Following mercury in a pristine park
Researchers track mercury from air to fish in a relatively pristine national park in northern Minnesota.
Evidence that links atmospheric mercury to methylmercury in fish is mounting in the scientific literature. In a paper published today on ES&T’s Research ASAP website (DOI: 10.1021/es060822h), researchers strongly identify atmospheric deposition as the source of mercury contaminating fish living in Voyageurs National Park. The study comes just weeks after another ES&T paper reported similar conclusions from the Experimental Lakes Area in northern Ontario, Canada.
Voyageurs National Park, in northern Minnesota, is a relatively pristine region with no point sources for mercury. Two of the park’s lakes, however, contain fish with some of the highest mercury concentrations in the state, and the federal government posted fish consumption advisories in the mid-1990s.
To determine the source of mercury in Voyageurs National Park and how it ends up in fish, a team of researchers led by Jim Wiener of the University of Wisconsin–La Crosse measured mercury in bedrock and soils, and they statistically modeled lake and wetland functions. To study the food chain, the team analyzed 1-year-old yellow perch, which are eaten by loons and larger fish. One of the perch’s predators, the northern pike, was also tested; those data will be published later.
The team found negligible geologic sources of mercury in 17 of the area’s lakes and in the stream or groundwater catchments that feed them; however, sediment cores record that airborne mercury accounted for two-thirds of total mercury accumulated after 1900. The researchers concluded that atmospheric deposition from anthropogenic activities dominates the contemporary source of mercury pollution.

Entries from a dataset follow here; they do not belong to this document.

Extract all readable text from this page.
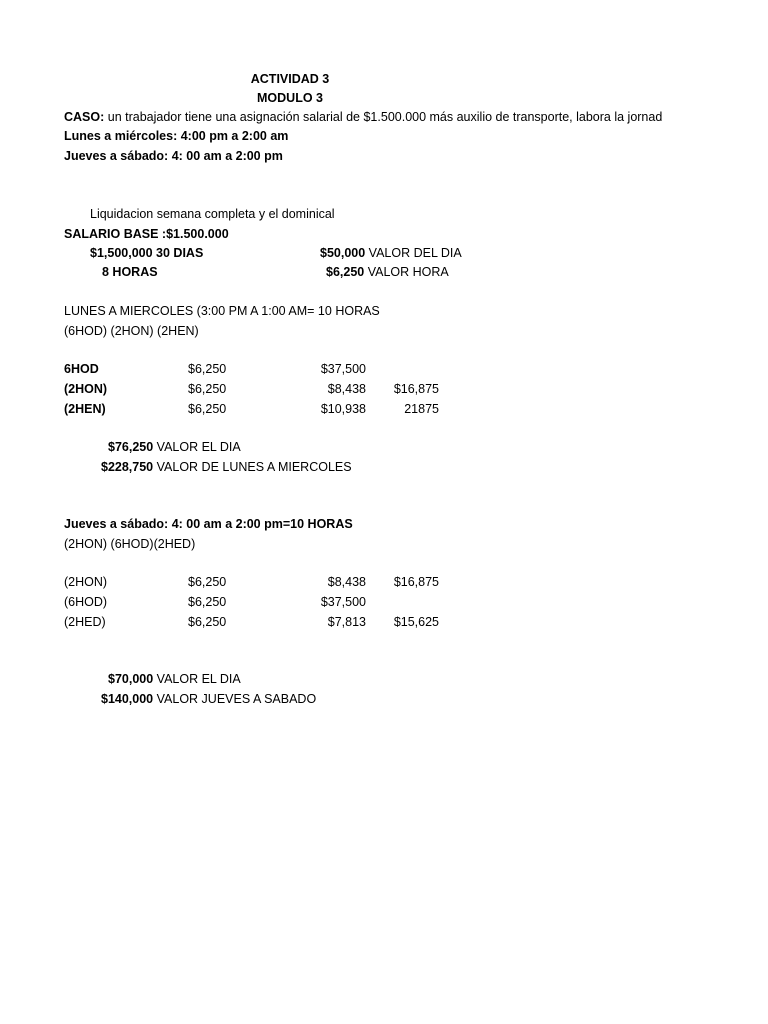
ACTIVIDAD 3
MODULO 3
CASO: un trabajador tiene una asignación salarial de $1.500.000 más auxilio de transporte, labora la jornad
Lunes a miércoles: 4:00 pm a 2:00 am
Jueves a sábado: 4: 00 am a 2:00 pm
Liquidacion semana completa y el dominical
SALARIO BASE :$1.500.000
$1,500,000 30 DIAS	$50,000 VALOR DEL DIA
8 HORAS	$6,250 VALOR HORA
LUNES A MIERCOLES (3:00 PM A 1:00 AM= 10 HORAS
(6HOD) (2HON) (2HEN)
6HOD	$6,250	$37,500
(2HON)	$6,250	$8,438	$16,875
(2HEN)	$6,250	$10,938	21875
$76,250 VALOR EL DIA
$228,750 VALOR DE LUNES A MIERCOLES
Jueves a sábado: 4: 00 am a 2:00 pm=10 HORAS
(2HON) (6HOD)(2HED)
(2HON)	$6,250	$8,438	$16,875
(6HOD)	$6,250	$37,500
(2HED)	$6,250	$7,813	$15,625
$70,000 VALOR EL DIA
$140,000 VALOR JUEVES A SABADO
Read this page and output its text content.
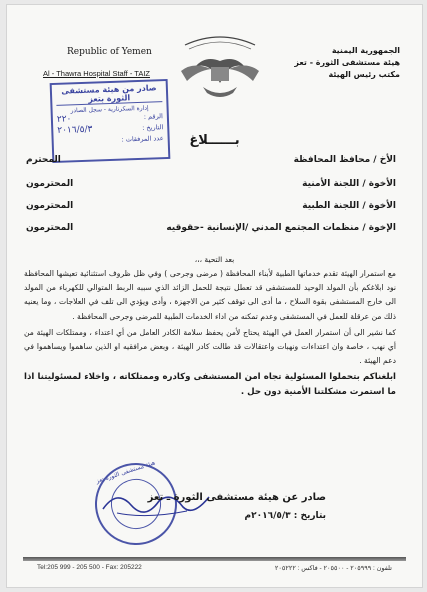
Republic of Yemen
Al - Thawra Hospital Staff - TAIZ
الجمهورية اليمنية
هيئة مستشفى الثورة - تعز
مكتب رئيس الهيئة
صادر من هيئة مستشفى الثورة بتعز
إدارة السكرتارية - سجل الصادر
الرقم :
٢٢٠
التاريخ :
٢٠١٦/٥/٣
عدد المرفقات :	بــــــلاغ
الأخ / محافظ المحافظة
المحترم
الأخوة / اللجنة الأمنية
المحترمون
الأخوة / اللجنة الطبية
المحترمون
الإخوة / منظمات المجتمع المدني /الإنسانية -حقوقيه
المحترمون
بعد التحية ،،،

مع استمرار الهيئة تقدم خدماتها الطبية لأبناء المحافظة ( مرضى وجرحى ) وفي ظل ظروف استثنائية تعيشها المحافظة نود ابلاغكم بأن المولد الوحيد للمستشفى قد تعطل نتيجة للحمل الزائد الذي سببه الربط المتوالي للكهرباء من المولد الى خارج المستشفى بقوة السلاح ، ما أدى الى توقف كثير من الاجهزة ، وأدى ويؤدي الى تلف في العلاجات ، وما يعنيه ذلك من عرقلة للعمل في المستشفى وعدم تمكنه من اداء الخدمات الطبية للمرضى وجرحى المحافظة .

كما نشير الى أن استمرار العمل في الهيئة يحتاج لأمن يحفظ سلامة الكادر العامل من أي اعتداء ، وممتلكات الهيئة من أي نهب ، خاصة وان اعتداءات ونهبات واعتقالات قد طالت كادر الهيئة ، وبعض مرافقيه او الذين ساهموا ويساهموا في دعم الهيئة .

ابلغناكم بتحملوا المسئولية تجاه امن المستشفى وكادره وممتلكاته ، واخلاء لمسئوليتنا اذا ما استمرت مشكلتنا الأمنية دون حل .

هيئة مستشفى الثورة تعز
صادر عن هيئة مستشفى الثورة ـ تعز
بتاريخ : ٢٠١٦/٥/٣م
Tel:205 999 - 205 500 - Fax: 205222	تلفون : ٢٠٥٩٩٩ - ٢٠٥٥٠٠ - فاكس : ٢٠٥٢٢٢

Atmospheric mercury deposition appears to be the only factor in the ecosystem that doesn’t vary spatially, Wiener points out, referring to data from the Mercury Deposition Network. Between lakes, mercury levels in the perch varied 5-fold, whereas mercury levels in the pike varied 10-fold. Such variations, the team says, are caused by differences in wetland and lake behavior.

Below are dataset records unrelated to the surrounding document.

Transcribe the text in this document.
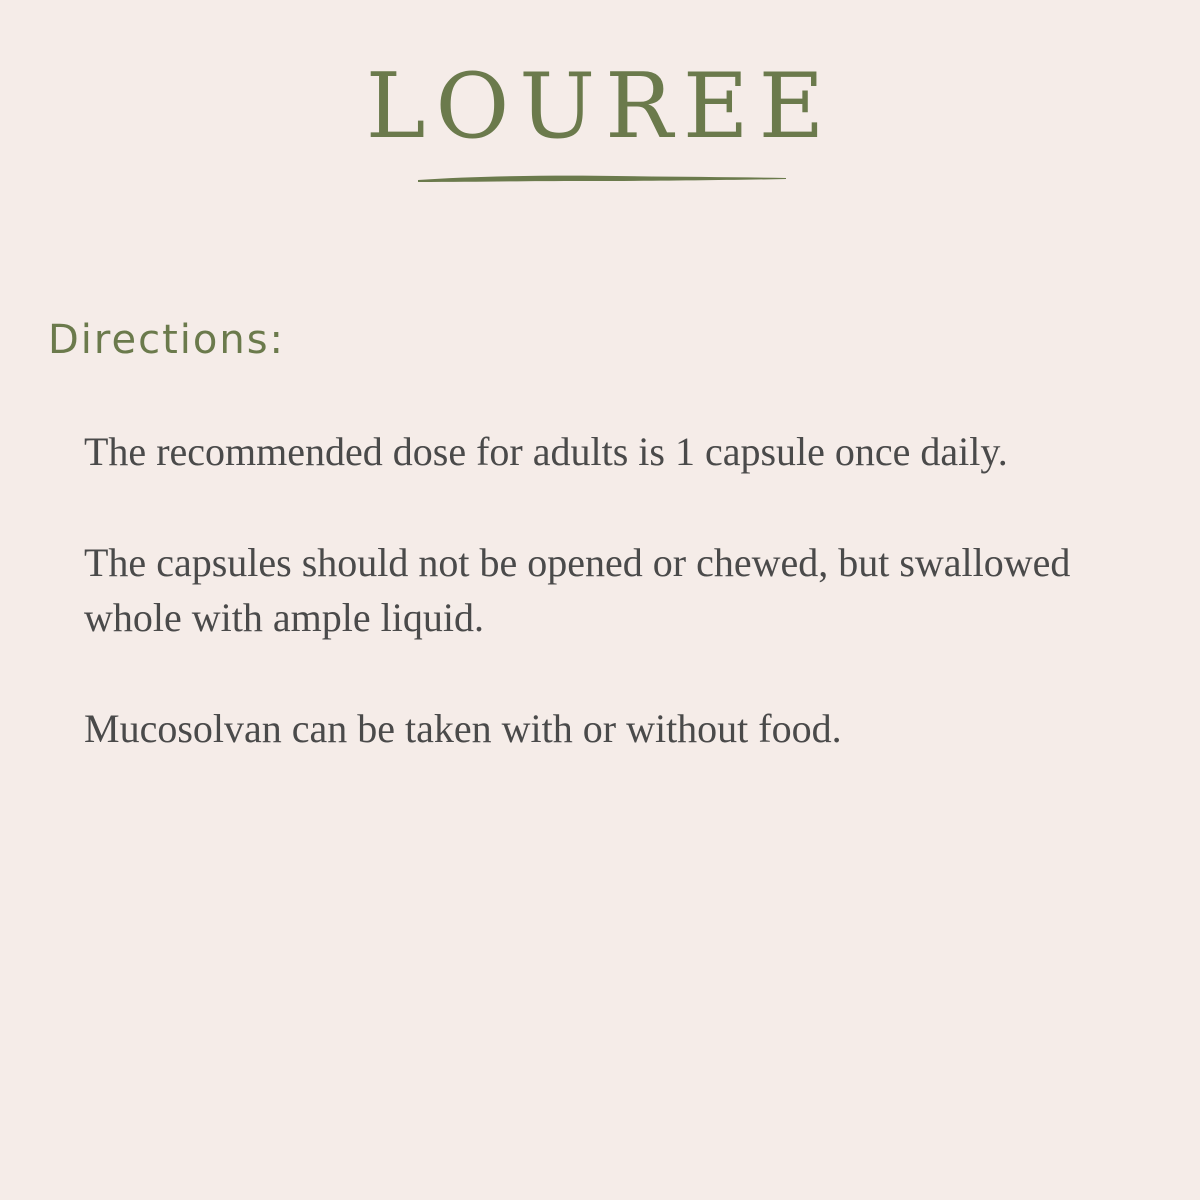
LOUREE
Directions:

The recommended dose for adults is 1 capsule once daily.

The capsules should not be opened or chewed, but swallowed whole with ample liquid.

Mucosolvan can be taken with or without food.
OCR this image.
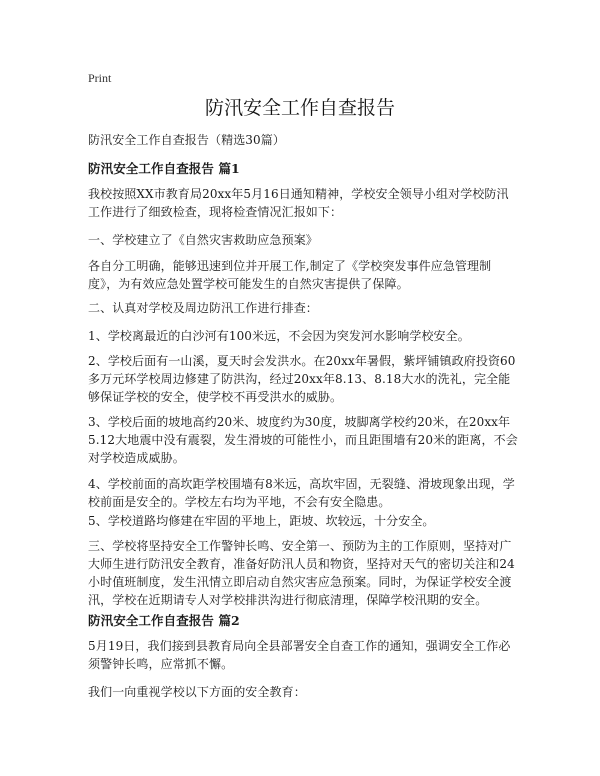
Print
防汛安全工作自查报告
防汛安全工作自查报告（精选30篇）
防汛安全工作自查报告 篇1
我校按照XX市教育局20xx年5月16日通知精神，学校安全领导小组对学校防汛工作进行了细致检查，现将检查情况汇报如下：
一、学校建立了《自然灾害救助应急预案》
各自分工明确，能够迅速到位并开展工作,制定了《学校突发事件应急管理制度》，为有效应急处置学校可能发生的自然灾害提供了保障。
二、认真对学校及周边防汛工作进行排查：
1、学校离最近的白沙河有100米远，不会因为突发河水影响学校安全。
2、学校后面有一山溪，夏天时会发洪水。在20xx年暑假，紫坪铺镇政府投资60多万元环学校周边修建了防洪沟，经过20xx年8.13、8.18大水的洗礼，完全能够保证学校的安全，使学校不再受洪水的威胁。
3、学校后面的坡地高约20米、坡度约为30度，坡脚离学校约20米，在20xx年5.12大地震中没有震裂，发生滑坡的可能性小，而且距围墙有20米的距离，不会对学校造成威胁。
4、学校前面的高坎距学校围墙有8米远，高坎牢固，无裂缝、滑坡现象出现，学校前面是安全的。学校左右均为平地，不会有安全隐患。
5、学校道路均修建在牢固的平地上，距坡、坎较远，十分安全。
三、学校将坚持安全工作警钟长鸣、安全第一、预防为主的工作原则，坚持对广大师生进行防汛安全教育，准备好防汛人员和物资，坚持对天气的密切关注和24小时值班制度，发生汛情立即启动自然灾害应急预案。同时，为保证学校安全渡汛，学校在近期请专人对学校排洪沟进行彻底清理，保障学校汛期的安全。
防汛安全工作自查报告 篇2
5月19日，我们接到县教育局向全县部署安全自查工作的通知，强调安全工作必须警钟长鸣，应常抓不懈。
我们一向重视学校以下方面的安全教育：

For example, total organic carbon served as an indicator of wetland output into the lakes. The team documented wetlands exporting methylmercury—the form of mercury that bioaccumulates in fish—along with the organic matter. That export rate differed among disparate watersheds but was highly correlated with the methylmercury concentrations in lakes and fish.
“My overall impression,” says Ed Swain of the Minnesota Pollution Control Agency, which provided financial support for the research, is that the new work “confirms in a single study a lot of our modern understanding of mercury.” Although many of the team’s conclusions have long been suspected and some have been published in bits and pieces (e.g., as results from METAALICUS), “no one had put it all together before,” Swain says.
“It’s a neat demonstration of the fact that a lot of our mercury problems in North America are in areas that are pretty pristine,” adds Drew Bodaly, project leader of the Penobscot River Mercury Study in Maine and a former researcher with Fisheries and Oceans Canada.
The results solidly point to atmospheric mercury as the source of mercury in fish, Bodaly says. In the past, variability in mercury levels in both lakes and fish across a region has been used as an argument against atmospheric sources for mercury. Swain suggests that the variation among watersheds shows that each aquatic system processes mercury from the atmosphere in a unique way but with direct relationships to changes in mercury levels. “The implication is that if you lowered the mercury inputs... in each lake, the contamination levels would go down,” he says.
Bodaly also points to the continued effects of acid precipitation, which influences pH and sulfate levels. In the team’s models, the lower-pH, higher-sulfate lakes tended to have fish with higher mercury levels, he notes. “As a factor, [acid rain] hasn’t gone away.”